A couple check their finances

The eligibility rules for the state pension are changing soon (Image: Getty)

State pensioners have been warned they could soon face a new tax bill. This comes as key changes to the eligibility rules for the state pension are coming in this year.

Claimants will soon get a pay increase, as state pension payments are to increase 4.8 percent this April. The pay boost will increase the full new state pension from the current £230.25 a week up to £241.30 a week, while the full basic state pension will rise from the current £176.45 a week to 184.90 a week.

A concern here is that the full new state pension, worth £12,547.60 a year from April, will soon use up all the £12,570 personal allowance, meaning those on the full new amount alone will have to pay income tax. As the triple lock moves up payments each year by a minimum of 2.5 percent, the full new state pension will definitely use up all the personal allowance from April 2027.

The triple lock mandates that payments go up in line with whichever is highest: the rise in average earnings, the rate of inflation, or the minimum 2.5 percent. Derence Lee, chief finance officer at savings provider and insurance firm Shepherds Friendly, said: “Due to the extremely high levels of inflation the UK has experienced since 2020, state pensions have been increasing at a rate that some experts believe to be unsustainable in the long term.

“With pensions expected to surpass the frozen tax-free allowance limit next year, which will remain unchanged by the Government until 2028, more retirees will be pushed into the tax-paying bracket. As a result, pensioners should begin to take into account that they may soon need to pay income tax on their pensions should no changes be made to current status-quo.”

The finance expert said this could have a major impact on pensioner’s finances: “While the triple lock has been helpful in ensuring retirees’ incomes keep up with the cost of living, taxing pensioners could have significant financial implications, particularly for those who rely heavily on their pensions to cover essential living costs and make ends meet.”

With the tax bill looming, the Government announced that people whose only income is the state pension will not have to pay small amounts of income tax on their payments going forward. In a response to a written question about the matter, DWP minister Torsten Bell said: “The Government will set out more details in due course.”

Top officials from HMRC recently spoke to the Treasury Committee about how this will work. Cerys McDonald, director of Individuals Policy, said they will need to enact fresh legislation to make the change.

She said: “We would expect this to go through the next finance bill in the Autumn but we have mobilised a project team already in anticipation of having to make this change. The mitigation that we would normally use to recover this tax is simple assessment, normally we wouldn’t be processing that for 2027/2028 until after the 2028 tax year, so we’ve got a decent run in here.”

Mr Lee pointed state pensioners to some extra help they may be able to get towards their cost of living.

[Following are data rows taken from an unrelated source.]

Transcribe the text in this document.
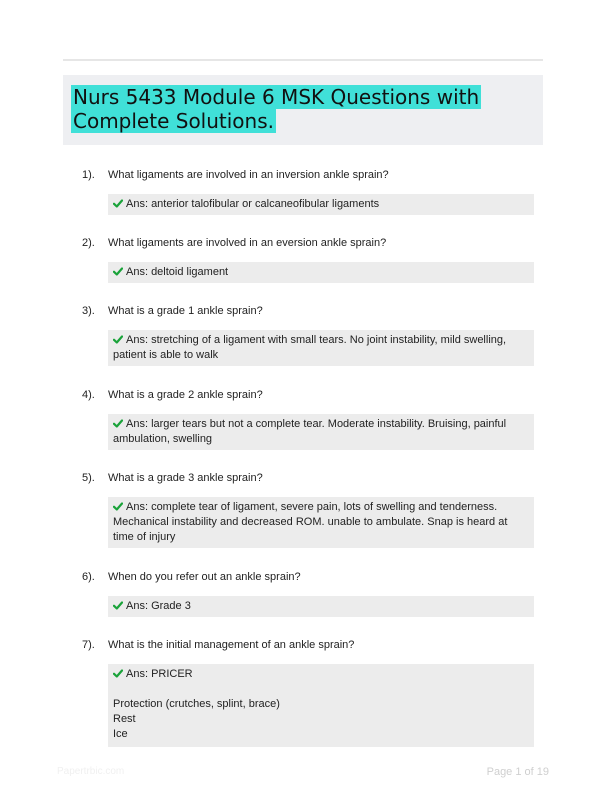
Nurs 5433 Module 6 MSK Questions with Complete Solutions.
1). What ligaments are involved in an inversion ankle sprain?
Ans: anterior talofibular or calcaneofibular ligaments
2). What ligaments are involved in an eversion ankle sprain?
Ans: deltoid ligament
3). What is a grade 1 ankle sprain?
Ans: stretching of a ligament with small tears. No joint instability, mild swelling, patient is able to walk
4). What is a grade 2 ankle sprain?
Ans: larger tears but not a complete tear. Moderate instability. Bruising, painful ambulation, swelling
5). What is a grade 3 ankle sprain?
Ans: complete tear of ligament, severe pain, lots of swelling and tenderness. Mechanical instability and decreased ROM. unable to ambulate. Snap is heard at time of injury
6). When do you refer out an ankle sprain?
Ans: Grade 3
7). What is the initial management of an ankle sprain?
Ans: PRICER
Protection (crutches, splint, brace)
Rest
Ice
Papertrbic.com	Page 1 of 19
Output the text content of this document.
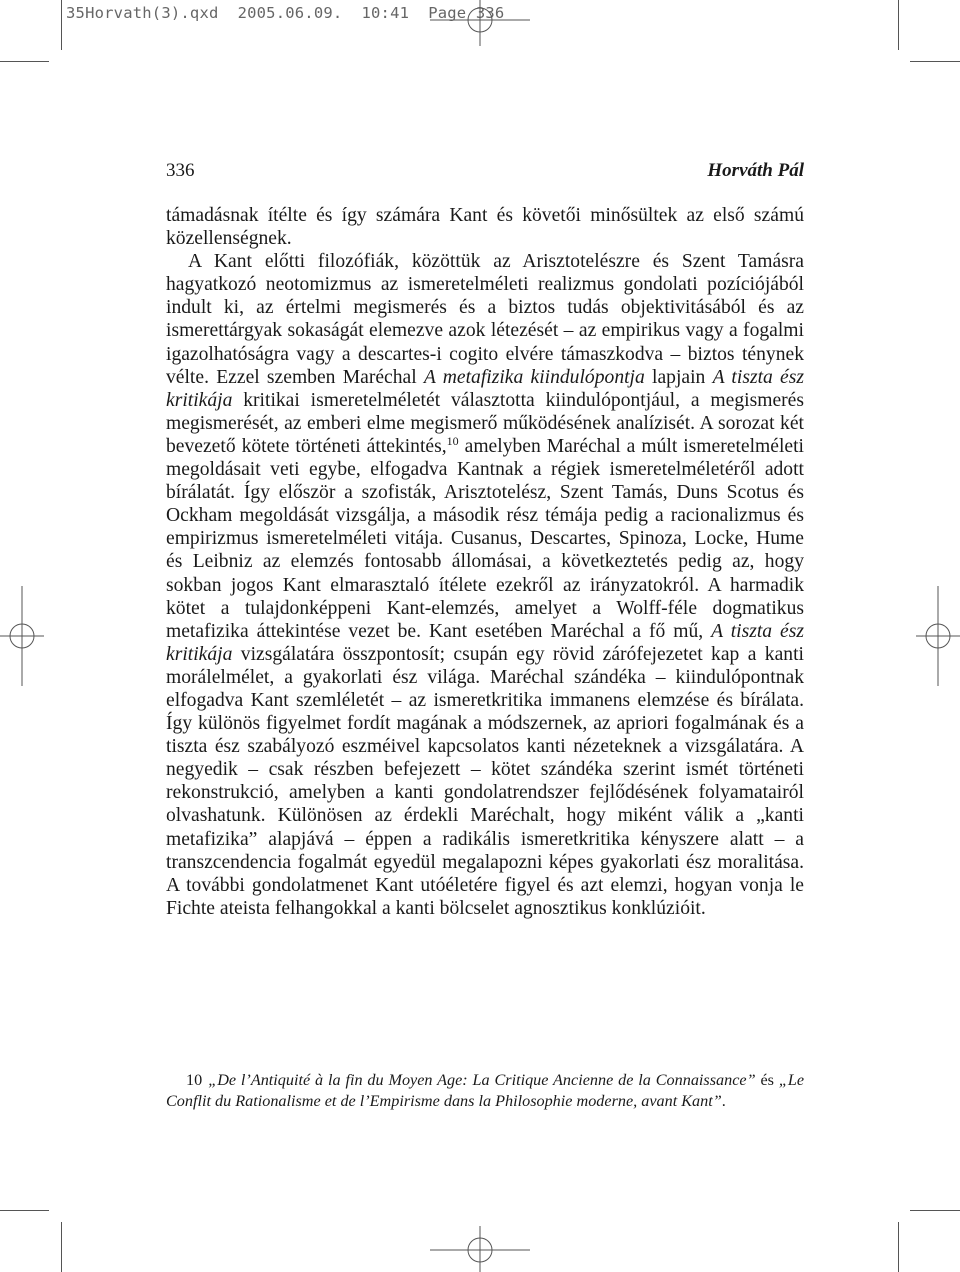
35Horvath(3).qxd  2005.06.09.  10:41  Page 336
336	Horváth Pál

támadásnak ítélte és így számára Kant és követői minősültek az első számú közellenségnek.

A Kant előtti filozófiák, közöttük az Arisztotelészre és Szent Tamásra hagyatkozó neotomizmus az ismeretelméleti realizmus gondolati pozíciójából indult ki, az értelmi megismerés és a biztos tudás objektivitásából és az ismerettárgyak sokaságát elemezve azok létezését – az empirikus vagy a fogalmi igazolhatóságra vagy a descartes-i cogito elvére támaszkodva – biztos ténynek vélte. Ezzel szemben Maréchal A metafizika kiindulópontja lapjain A tiszta ész kritikája kritikai ismeretelméletét választotta kiindulópontjául, a megismerés megismerését, az emberi elme megismerő működésének analízisét. A sorozat két bevezető kötete történeti áttekintés,$^{10}$ amelyben Maréchal a múlt ismeretelméleti megoldásait veti egybe, elfogadva Kantnak a régiek ismeretelméletéről adott bírálatát. Így először a szofisták, Arisztotelész, Szent Tamás, Duns Scotus és Ockham megoldását vizsgálja, a második rész témája pedig a racionalizmus és empirizmus ismeretelméleti vitája. Cusanus, Descartes, Spinoza, Locke, Hume és Leibniz az elemzés fontosabb állomásai, a következtetés pedig az, hogy sokban jogos Kant elmarasztaló ítélete ezekről az irányzatokról. A harmadik kötet a tulajdonképpeni Kant-elemzés, amelyet a Wolff-féle dogmatikus metafizika áttekintése vezet be. Kant esetében Maréchal a fő mű, A tiszta ész kritikája vizsgálatára összpontosít; csupán egy rövid zárófejezetet kap a kanti morálelmélet, a gyakorlati ész világa. Maréchal szándéka – kiindulópontnak elfogadva Kant szemléletét – az ismeretkritika immanens elemzése és bírálata. Így különös figyelmet fordít magának a módszernek, az apriori fogalmának és a tiszta ész szabályozó eszméivel kapcsolatos kanti nézeteknek a vizsgálatára. A negyedik – csak részben befejezett – kötet szándéka szerint ismét történeti rekonstrukció, amelyben a kanti gondolatrendszer fejlődésének folyamatairól olvashatunk. Különösen az érdekli Maréchalt, hogy miként válik a „kanti metafizika” alapjává – éppen a radikális ismeretkritika kényszere alatt – a transzcendencia fogalmát egyedül megalapozni képes gyakorlati ész moralitása. A további gondolatmenet Kant utóéletére figyel és azt elemzi, hogyan vonja le Fichte ateista felhangokkal a kanti bölcselet agnosztikus konklúzióit.

10 „De l’Antiquité à la fin du Moyen Age: La Critique Ancienne de la Connaissance” és „Le Conflit du Rationalisme et de l’Empirisme dans la Philosophie moderne, avant Kant”.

He said: “To help with retirement costs, Pension Credit can help those of state pension age on lower incomes. For example, single pensioners can get their weekly allowance topped up to £218.15, or £332.95 as a couple, both of which are below the tax-free allowance threshold.

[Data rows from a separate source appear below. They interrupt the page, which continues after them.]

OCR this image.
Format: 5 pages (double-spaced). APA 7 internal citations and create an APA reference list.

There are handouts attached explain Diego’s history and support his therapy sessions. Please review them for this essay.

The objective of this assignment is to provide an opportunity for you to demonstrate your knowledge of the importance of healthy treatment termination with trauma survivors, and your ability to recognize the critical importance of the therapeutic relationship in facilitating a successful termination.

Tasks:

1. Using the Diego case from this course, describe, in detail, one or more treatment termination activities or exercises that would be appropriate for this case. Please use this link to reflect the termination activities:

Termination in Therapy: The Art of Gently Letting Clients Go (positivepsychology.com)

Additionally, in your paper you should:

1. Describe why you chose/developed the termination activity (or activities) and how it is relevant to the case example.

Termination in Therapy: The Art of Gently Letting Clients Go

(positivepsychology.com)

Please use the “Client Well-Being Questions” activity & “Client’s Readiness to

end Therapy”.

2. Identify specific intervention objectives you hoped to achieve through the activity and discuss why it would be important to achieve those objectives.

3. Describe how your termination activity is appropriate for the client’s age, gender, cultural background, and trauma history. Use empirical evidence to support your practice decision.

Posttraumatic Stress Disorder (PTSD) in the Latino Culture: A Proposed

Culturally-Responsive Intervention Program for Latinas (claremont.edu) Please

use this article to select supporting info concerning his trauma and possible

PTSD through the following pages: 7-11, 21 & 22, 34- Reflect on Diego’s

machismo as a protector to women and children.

“Furthermore, those still working part-time or receiving self-employed income might consider making additional contributions to a private pension to help with costs once they retire from work completely.” He also shared some tips for those who plan to retire soon.

The expert said: “For those looking to retire in the near future, they should consider how their income can be built up by saving into a tax-free ISA, growing their savings through investments where possible, and utilising workplace pension schemes to secure their future income during retirement. Due to the increasingly aging population and the context of economic uncertainty, it can be hard to predict what the future of the triple lock will look like, so it’s always best to have a financial back up plan in place where possible.”

Key policy changes coming up

The state pension age is increasing from this April, rising from the current 66 in stages to reach 67 by April 2028. Laws are also in place for this to increase again to 68 between 2044 and 2046.

A review of the state pension age published in 2023 recommended bringing forward the move to 68, but this idea was not taken up by the then Conservative Government. Labour announced in 2025 there would be another review of the state pension age.

If you are planning on building up your ISAs, as per Mr Lee’s suggestion, you may also want to bear in mind some changes coming up here. The current ISA allowance whereby you can deposit up to £20,000 split between any type of ISA is being slashed from April 2027.

From this date, you will only be able to use up to £12,000 of the allowance as you decide, while the remaining £8,000 will not be available for cash deposits, so you will have to put away this amount into investment-based accounts. State pensioners will not be affected by the new rules, as those aged 65 and over will retain the current ISA allowance.